A few days ago, Salamanca heard a woman running down Milwaukee Avenue, blowing a whistle to alert the neighborhood that ICE was nearby.
“To see someone be that vigilant is really inspiring and really scary,” Salamanca said. “And it turned out that right across from my office at the Sweet Greens, sure enough, there was a truck.”
Salamanca said she’s glad to see the signs pop up on more and more windows as ICE continues to upend the lives of immigrants. With more solidarity, the world might feel safer and smaller, she said.
A few miles from Cafe Tola, the often-vocal Botanical Cafe in the Lakeview neighborhood was printing out its own “Everyone is welcome here, except I.C.E.” sign to go along with its “Know Your Rights” sign printed in both English and Spanish.
“It not only lets these federal agents know that they’re unwelcome and they can’t mess with the city of Chicago, but it reminds the people right now who are scared and terrified to just leave their house, that there are places where they can feel safe and welcome,” said Delaney Ballard, co-owner of Botanical Cafe, a coffee shop that also sells plants.
Ballard said Botanical Cafe, which is half Filipino-owned, regularly supports social causes and has gained a steady social media following for its outspokenness online.
“We’re an established business and I am a white woman, and I need to use that privilege to speak up and be as loud as possible … use it for something good,” she said.
Ballard said she plans to fill the storefront with as many signs as she can, including one that says “Hands Off Chicago,” directed at the recent deployment of the National Guard from Texas to aid in immigration enforcement.
“They are not wanted here,” Ballard said, noting that her team has been educated on the law and trained on what federal agents can and can’t do without a signed warrant.
Priscilla Olivarez, policy attorney and strategist at the ILRC, emphasized that the signs’ primary function is to inform people about their rights, such as the right to refuse to speak to ICE if questioned, since immigration officials don’t need a warrant to enter the public areas of a restaurant.
They can go wherever the general public can go: dining rooms, lobbies, outside patios. But they cannot access spaces that are off-limits to guests, such as the kitchen, storage rooms or offices, without a judicial warrant signed by a judge, Olivarez said.
“I always emphasize the difference between an ICE warrant and a judicial warrant, because ICE will often borrow language from the criminal legal system in an attempt to make it appear that these documents have legal weight behind them,” she said. “We encourage people to ask for a copy of that warrant.”

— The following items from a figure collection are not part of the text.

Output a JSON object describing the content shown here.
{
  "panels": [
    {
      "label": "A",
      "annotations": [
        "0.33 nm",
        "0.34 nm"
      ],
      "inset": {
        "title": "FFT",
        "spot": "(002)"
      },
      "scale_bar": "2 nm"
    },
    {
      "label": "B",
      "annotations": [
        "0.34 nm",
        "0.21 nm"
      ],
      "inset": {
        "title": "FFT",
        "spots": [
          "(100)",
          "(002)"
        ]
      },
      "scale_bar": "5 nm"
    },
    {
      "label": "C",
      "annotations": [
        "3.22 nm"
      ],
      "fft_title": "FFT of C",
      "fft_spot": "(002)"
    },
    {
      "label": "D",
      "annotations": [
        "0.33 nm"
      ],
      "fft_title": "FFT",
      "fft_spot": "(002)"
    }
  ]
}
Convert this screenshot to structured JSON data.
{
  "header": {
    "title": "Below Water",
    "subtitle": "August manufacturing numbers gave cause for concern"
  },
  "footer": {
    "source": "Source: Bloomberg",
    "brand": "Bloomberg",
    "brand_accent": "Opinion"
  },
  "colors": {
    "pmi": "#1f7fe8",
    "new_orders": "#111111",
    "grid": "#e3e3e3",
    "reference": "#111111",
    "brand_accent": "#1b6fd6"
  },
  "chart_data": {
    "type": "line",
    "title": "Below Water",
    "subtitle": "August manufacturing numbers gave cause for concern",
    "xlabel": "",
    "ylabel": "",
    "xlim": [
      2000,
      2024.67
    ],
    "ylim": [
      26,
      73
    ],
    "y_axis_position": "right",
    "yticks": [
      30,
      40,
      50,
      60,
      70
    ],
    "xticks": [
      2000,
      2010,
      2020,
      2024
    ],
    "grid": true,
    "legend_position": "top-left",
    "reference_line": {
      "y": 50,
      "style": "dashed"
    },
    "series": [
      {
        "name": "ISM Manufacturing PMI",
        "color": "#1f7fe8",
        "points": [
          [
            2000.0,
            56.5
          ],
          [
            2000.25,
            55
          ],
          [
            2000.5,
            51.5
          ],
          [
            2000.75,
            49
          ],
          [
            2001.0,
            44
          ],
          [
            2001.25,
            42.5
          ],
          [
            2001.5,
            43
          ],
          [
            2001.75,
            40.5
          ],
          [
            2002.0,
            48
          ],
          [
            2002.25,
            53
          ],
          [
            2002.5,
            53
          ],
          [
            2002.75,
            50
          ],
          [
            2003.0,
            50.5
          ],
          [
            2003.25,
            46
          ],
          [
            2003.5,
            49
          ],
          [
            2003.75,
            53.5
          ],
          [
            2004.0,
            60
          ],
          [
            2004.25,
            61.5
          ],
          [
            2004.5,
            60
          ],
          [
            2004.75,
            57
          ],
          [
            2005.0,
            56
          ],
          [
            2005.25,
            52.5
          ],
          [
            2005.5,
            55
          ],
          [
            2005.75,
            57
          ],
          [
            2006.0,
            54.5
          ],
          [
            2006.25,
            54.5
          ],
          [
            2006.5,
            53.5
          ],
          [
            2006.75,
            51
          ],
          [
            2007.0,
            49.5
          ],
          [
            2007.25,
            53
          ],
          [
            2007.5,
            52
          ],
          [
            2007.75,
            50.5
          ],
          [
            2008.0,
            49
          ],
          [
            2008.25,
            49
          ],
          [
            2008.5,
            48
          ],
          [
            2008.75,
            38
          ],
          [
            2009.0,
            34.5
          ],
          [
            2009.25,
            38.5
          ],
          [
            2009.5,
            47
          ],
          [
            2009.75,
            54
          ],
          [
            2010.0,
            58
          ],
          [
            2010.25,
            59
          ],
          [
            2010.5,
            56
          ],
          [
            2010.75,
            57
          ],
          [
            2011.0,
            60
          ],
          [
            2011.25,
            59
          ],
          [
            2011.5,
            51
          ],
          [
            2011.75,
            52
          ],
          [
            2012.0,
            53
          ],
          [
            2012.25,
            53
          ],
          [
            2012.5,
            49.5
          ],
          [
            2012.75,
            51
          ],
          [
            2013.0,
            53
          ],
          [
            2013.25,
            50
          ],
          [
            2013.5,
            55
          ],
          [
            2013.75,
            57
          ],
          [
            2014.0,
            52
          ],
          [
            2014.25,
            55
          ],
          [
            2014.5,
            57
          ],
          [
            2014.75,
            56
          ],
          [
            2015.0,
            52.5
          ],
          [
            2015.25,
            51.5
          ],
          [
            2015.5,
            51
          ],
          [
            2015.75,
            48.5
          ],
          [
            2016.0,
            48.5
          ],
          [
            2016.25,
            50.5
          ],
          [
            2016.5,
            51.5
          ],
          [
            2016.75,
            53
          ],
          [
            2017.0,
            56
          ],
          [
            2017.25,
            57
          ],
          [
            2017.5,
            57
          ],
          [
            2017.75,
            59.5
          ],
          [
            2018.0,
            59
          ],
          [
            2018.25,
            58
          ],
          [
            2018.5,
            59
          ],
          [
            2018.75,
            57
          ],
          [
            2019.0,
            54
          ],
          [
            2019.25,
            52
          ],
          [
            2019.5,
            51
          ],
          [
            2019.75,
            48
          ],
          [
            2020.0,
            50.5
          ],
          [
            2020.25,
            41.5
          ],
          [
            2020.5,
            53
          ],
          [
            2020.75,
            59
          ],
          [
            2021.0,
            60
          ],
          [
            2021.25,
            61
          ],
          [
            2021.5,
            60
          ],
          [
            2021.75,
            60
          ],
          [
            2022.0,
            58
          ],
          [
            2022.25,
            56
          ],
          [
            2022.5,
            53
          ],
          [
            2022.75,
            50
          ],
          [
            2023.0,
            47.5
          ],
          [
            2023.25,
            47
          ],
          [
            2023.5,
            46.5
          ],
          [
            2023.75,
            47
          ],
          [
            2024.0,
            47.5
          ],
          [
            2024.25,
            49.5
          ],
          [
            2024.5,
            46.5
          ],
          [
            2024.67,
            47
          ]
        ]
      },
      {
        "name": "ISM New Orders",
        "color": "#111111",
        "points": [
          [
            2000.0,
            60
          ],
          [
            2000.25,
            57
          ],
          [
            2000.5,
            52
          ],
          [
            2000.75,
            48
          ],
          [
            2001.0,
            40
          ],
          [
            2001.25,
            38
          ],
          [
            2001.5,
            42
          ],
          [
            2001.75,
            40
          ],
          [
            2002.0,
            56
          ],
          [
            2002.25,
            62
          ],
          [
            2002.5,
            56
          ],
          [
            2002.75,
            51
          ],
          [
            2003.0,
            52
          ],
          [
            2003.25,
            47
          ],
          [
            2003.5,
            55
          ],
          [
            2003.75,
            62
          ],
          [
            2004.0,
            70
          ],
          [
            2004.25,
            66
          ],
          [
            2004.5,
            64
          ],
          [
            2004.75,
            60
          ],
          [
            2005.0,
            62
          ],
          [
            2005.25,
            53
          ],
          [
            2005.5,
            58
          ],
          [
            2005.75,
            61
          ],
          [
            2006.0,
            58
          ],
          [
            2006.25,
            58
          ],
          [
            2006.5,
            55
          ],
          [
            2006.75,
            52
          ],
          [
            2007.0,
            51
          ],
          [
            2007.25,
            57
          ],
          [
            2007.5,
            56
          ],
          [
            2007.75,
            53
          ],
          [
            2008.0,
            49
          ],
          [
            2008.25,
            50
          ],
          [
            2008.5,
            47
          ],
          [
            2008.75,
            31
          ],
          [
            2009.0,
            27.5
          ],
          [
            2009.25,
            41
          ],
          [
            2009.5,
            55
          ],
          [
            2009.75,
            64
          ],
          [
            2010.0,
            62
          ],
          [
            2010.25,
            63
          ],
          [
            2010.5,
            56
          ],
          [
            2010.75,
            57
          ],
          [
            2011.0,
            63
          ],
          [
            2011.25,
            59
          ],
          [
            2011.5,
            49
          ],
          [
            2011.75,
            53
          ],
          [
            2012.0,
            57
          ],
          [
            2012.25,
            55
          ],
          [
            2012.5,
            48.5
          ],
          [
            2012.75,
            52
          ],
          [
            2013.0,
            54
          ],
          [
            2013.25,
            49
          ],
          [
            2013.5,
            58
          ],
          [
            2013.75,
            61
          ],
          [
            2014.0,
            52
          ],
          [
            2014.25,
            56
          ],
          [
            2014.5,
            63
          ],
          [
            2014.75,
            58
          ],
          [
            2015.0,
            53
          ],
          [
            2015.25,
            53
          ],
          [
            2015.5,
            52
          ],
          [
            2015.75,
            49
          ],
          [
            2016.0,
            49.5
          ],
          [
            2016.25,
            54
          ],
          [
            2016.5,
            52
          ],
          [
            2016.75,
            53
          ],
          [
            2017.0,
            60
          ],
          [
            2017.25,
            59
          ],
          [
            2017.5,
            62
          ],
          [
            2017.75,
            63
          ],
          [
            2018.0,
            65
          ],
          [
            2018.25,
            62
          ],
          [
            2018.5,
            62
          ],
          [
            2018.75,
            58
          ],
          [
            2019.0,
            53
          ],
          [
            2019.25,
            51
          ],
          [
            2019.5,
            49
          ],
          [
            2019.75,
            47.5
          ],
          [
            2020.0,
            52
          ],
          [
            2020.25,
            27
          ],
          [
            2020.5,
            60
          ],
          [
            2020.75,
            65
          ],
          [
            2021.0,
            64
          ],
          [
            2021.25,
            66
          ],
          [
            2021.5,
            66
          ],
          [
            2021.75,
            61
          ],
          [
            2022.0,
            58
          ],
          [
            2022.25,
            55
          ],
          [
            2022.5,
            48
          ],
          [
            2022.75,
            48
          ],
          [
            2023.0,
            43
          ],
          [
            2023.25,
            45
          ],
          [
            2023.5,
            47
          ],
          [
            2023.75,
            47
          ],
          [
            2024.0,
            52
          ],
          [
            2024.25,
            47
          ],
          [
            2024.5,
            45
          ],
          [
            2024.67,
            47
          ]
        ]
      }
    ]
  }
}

For Duncan, it’s been trickier to distinguish what is off-limits to the public and therefore to potential immigration agents. The Irving Park location has a sliding door separating the front-of-house from the private back-of-house, but the Logan Square shop is more open concept.
“So we put one of the no-entry signs on the door to the basement,” Duncan said. “We were like, ‘Are we going to hide somebody in a basement here?’ But that’s what we have available, so that’s what we did.”
Olivarez said that’s the right approach, noting that signage making it clear to ICE that an establishment knows its constitutional rights is a form of protection in itself.
Guisa compared the impact of solidarity signs to things like LGBTQ+ decals at restaurants or other posters and stickers supporting a social cause, whether it’s for immigrants or marginalized groups.
“Those are seen as proclamations from business owners saying, ‘No, I don’t agree with what’s going on, and people are welcome here because we will stand for them,’” he explained. “And even if this is not some sort of magic field that’s going to keep ICE from entering your establishment, it still has that effect of making people feel like they are not going to have a target on their back or they don’t have to constantly look over their shoulder. That’s why it’s worthwhile.”